Training yang Relevan dengan Keadaan Masa Kini
Hadirnya training dari Red Hat menjadi relevan pada masa kini. Hal ini karena bisnis di seluruh dunia beralih ke sistem bekerja jarak jauh pada tahun 2020. Perubahan sistem kerja ini membuat tim TI mendapat tekanan dalam cara mengelola dan, dalam beberapa kasus, membangun kembali jaringan mereka. Mereka juga harus mempercepat transformasi digital dan strategi cloud agar bisa memenuhi kebutuhan yang terus berkembang. Hal ini menimbulkan tantangan.
Perusahaan menghadapi lonjakan permintaan user support dan meningkatnya ancaman keamanan. Semua harus dihadapi dengan interaksi di lokasi (on-site) yang lebih sedikit. Selain masalah-masalah tersebut, beberapa tim juga menghadapi masalah defisit kapasitas dan keahlian (skillset).

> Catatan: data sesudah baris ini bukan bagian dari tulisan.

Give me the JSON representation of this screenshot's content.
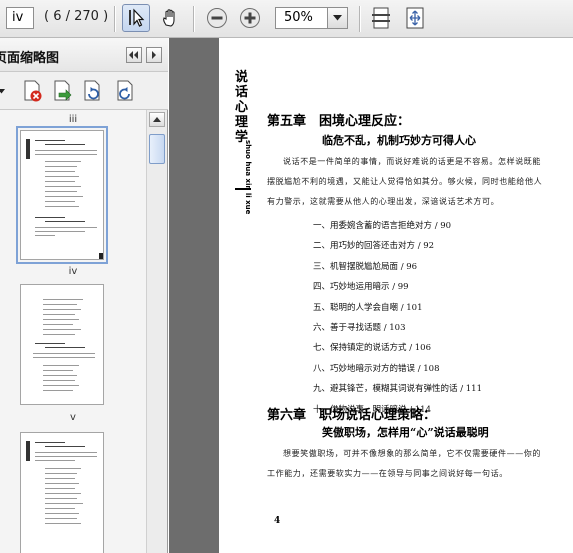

Kemampuan untuk mengimbangi kecepatan perkembangan teknologi bukanlah hal baru bagi tim TI. Namun, keberadaan tool dan pendekatan yang tradisional menjadi kurang efektif ketika pekerjaan dilakukan dari jarak jauh. Hal ini menunjukkan pentingnya training perangkat lunak (software) untuk peningkatan keterampilan TI. Dengan melakukan training, para pemimpin TI dapat menjembatani kesenjangan keterampilan. Mereka juga memastikan tim mereka dapat memenuhi kebutuhan teknologi yang terus berkembang.